La résignation, en effet, n'est pas envisageable.
Chaque année, qu'ils soient décrocheurs, non scolarisés, ou sans aucune qualification à 16 ans, 60 000 enfants, le plus souvent habitants des territoires de la politique de la ville, sont en situation de rupture scolaire et sociale. Ils sortent de l'école avec le sentiment atroce d'être hors jeu, rejetés, incompris et profondément malheureux, même s'ils dissimulent leur angoisse, même s'ils paraissent parfois provoquer l'échec, même si souvent leur violence déborde.
Chaque année, des milliers d'enfants se mettent eux-mêmes en situation d'exclusion, entrent dans la délinquance et deviennent des " hors la loi précoces " faute de trouver toute leur place dans la société.
Ils vivent dans les deux cas une situation de grande détresse psychologique qu'on a tendance à sous-estimer, car le plus souvent ils n'en parlent pas.
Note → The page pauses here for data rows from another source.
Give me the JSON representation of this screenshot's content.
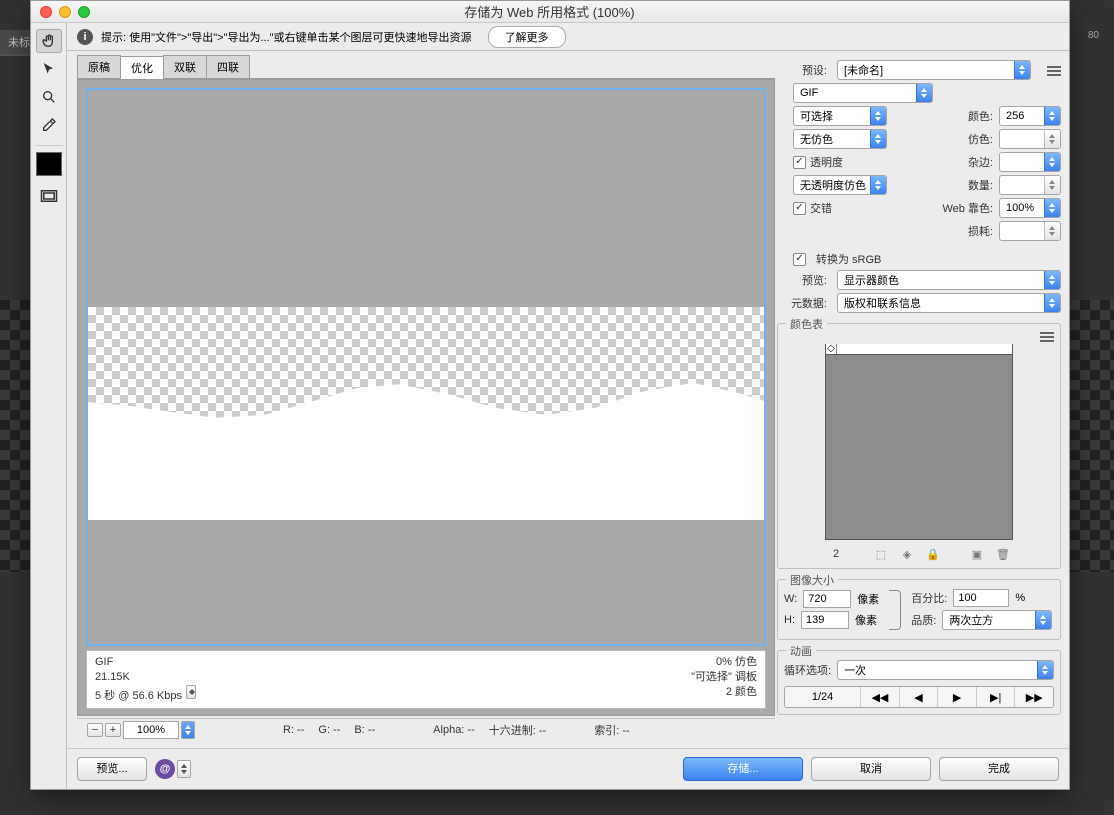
{
  "bgTab": "未标题",
  "bgInfo": "80",
  "window": {
    "title": "存储为 Web 所用格式 (100%)"
  },
  "hint": {
    "text": "提示: 使用\"文件\">\"导出\">\"导出为...\"或右键单击某个图层可更快速地导出资源",
    "learnMore": "了解更多"
  },
  "tabs": [
    "原稿",
    "优化",
    "双联",
    "四联"
  ],
  "activeTab": 1,
  "infoLeft": {
    "l1": "GIF",
    "l2": "21.15K",
    "l3": "5 秒 @ 56.6 Kbps"
  },
  "infoRight": {
    "l1": "0% 仿色",
    "l2": "\"可选择\" 调板",
    "l3": "2 颜色"
  },
  "status": {
    "zoom": "100%",
    "r": "R: --",
    "g": "G: --",
    "b": "B: --",
    "alpha": "Alpha: --",
    "hex": "十六进制: --",
    "index": "索引: --"
  },
  "buttons": {
    "preview": "预览...",
    "save": "存储...",
    "cancel": "取消",
    "done": "完成"
  },
  "preset": {
    "label": "预设:",
    "value": "[未命名]"
  },
  "fmt": {
    "format": "GIF",
    "reduction": "可选择",
    "dither": "无仿色",
    "colorsLabel": "颜色:",
    "colorsVal": "256",
    "ditherLabel": "仿色:",
    "transparency": "透明度",
    "matteLabel": "杂边:",
    "transDither": "无透明度仿色",
    "amountLabel": "数量:",
    "interlace": "交错",
    "webSnapLabel": "Web 靠色:",
    "webSnapVal": "100%",
    "lossyLabel": "损耗:"
  },
  "convert": {
    "srgb": "转换为 sRGB",
    "previewLabel": "预览:",
    "previewVal": "显示器颜色",
    "metaLabel": "元数据:",
    "metaVal": "版权和联系信息"
  },
  "colorTable": {
    "title": "颜色表",
    "count": "2"
  },
  "imageSize": {
    "title": "图像大小",
    "wLabel": "W:",
    "wVal": "720",
    "wUnit": "像素",
    "hLabel": "H:",
    "hVal": "139",
    "hUnit": "像素",
    "pctLabel": "百分比:",
    "pctVal": "100",
    "pctUnit": "%",
    "qLabel": "品质:",
    "qVal": "两次立方"
  },
  "anim": {
    "title": "动画",
    "loopLabel": "循环选项:",
    "loopVal": "一次",
    "frame": "1/24"
  }
}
Aucune prise sur l'avenir, un trou noir en guise de lendemain : qui accepterait une telle injustice ? Qui peut tolérer un tel gaspillage d'intelligence pour notre pays ?
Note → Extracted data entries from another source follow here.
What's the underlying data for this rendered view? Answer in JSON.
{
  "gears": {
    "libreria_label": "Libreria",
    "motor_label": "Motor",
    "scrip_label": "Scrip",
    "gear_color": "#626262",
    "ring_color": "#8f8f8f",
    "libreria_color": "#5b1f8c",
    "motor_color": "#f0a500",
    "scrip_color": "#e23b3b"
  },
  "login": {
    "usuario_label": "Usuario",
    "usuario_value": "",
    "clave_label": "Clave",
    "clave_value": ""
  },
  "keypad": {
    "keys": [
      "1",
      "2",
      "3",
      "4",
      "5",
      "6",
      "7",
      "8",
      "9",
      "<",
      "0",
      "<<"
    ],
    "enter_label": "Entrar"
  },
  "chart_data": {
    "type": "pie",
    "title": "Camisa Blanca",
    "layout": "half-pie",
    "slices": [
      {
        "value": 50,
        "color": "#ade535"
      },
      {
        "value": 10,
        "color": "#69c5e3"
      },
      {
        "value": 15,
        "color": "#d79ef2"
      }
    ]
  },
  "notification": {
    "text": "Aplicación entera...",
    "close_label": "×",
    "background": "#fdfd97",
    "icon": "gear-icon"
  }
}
2. Après mille ans d'école, de Charlemagne à Claude Allègre, pour reprendre le titre d'un des derniers numéros de la revue Histoire, des progrès spectaculaires dans l'éducation des enfants peuvent nous donner le sentiment d'une forte avancée démocratique. Et c'est le cas.
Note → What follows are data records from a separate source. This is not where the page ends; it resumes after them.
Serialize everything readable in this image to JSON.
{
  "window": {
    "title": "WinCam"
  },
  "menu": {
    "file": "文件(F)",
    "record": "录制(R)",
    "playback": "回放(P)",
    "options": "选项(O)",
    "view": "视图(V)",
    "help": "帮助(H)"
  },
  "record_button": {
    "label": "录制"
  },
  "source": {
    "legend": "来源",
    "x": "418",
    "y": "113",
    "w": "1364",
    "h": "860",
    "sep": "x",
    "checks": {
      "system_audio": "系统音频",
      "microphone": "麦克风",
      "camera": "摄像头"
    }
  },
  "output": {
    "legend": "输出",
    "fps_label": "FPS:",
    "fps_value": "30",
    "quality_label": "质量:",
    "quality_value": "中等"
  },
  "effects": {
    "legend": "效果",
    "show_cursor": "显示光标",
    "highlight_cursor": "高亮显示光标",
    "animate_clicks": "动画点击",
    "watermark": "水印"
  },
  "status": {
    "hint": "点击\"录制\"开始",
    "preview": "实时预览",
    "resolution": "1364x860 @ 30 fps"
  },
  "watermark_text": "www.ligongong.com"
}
On le doit à Jules Ferry mais aussi à beaucoup d'autres, et, conquêtes après conquêtes, réformes après réformes, la colossale entreprise éducative a avancé (le mammouth est plus souple qu'il n'y paraît.). La massification de l'enseignement a eu lieu. L'école de la République s'est inscrite dans la durée et dans l'avenir.
Elle a aussi connu des limites. La scolarité obligatoire n'a pas permis à tous les enfants des milieux populaires d'accéder à la réussite, et, trop souvent l'école a reproduit les clivages observés dans la société entre riches et pauvres, entre intellectuels et manuels.
Dans les années 80, pour réduire ces inégalités trop évidentes et pour essayer de contrecarrer les déterminismes socioculturels, les zones d'éducation prioritaires ont été créées en même temps que les zones urbaines sensibles et la politique de la ville.
Contre " l'école des héritiers " (1), le combat pour une école pleinement démocratique commençait.
Le gouvernement actuel a repris le travail : relance des ZEP, réforme des collèges, des lycées programme " Nouvelles Chances ", programme TRACE, la lutte contre les exclusions éducatives est une tâche rude, mais c'est un des enjeux cruciaux pour le siècle à venir, qui se fera avec tous les enfants, ou ne se fera pas.
Cet effort collectif nécessite de reposer les bonnes questions, de s'interroger avec modestie mais ambition pour répondre au défi d'une école républicaine renforcée. Cela requiert une mobilisation sans faille.
3. Car beaucoup de travail reste à faire
Je suis Ministre délégué à la ville, et je travaille pour que les plus délaissés, ceux qui sont éjectés de la route droite du succès, reprennent confiance. Je ne peux pas admettre que certains soient laissés pour compte et qu'ils aient déjà perdu la partie avant de l'avoir commencée. Je refuse que des enfants de douze ans se livrent à des actes délictueux et viennent alimenter les statistiques d'une violence chronique, qui fait le fond de commerce de tous les extrémismes.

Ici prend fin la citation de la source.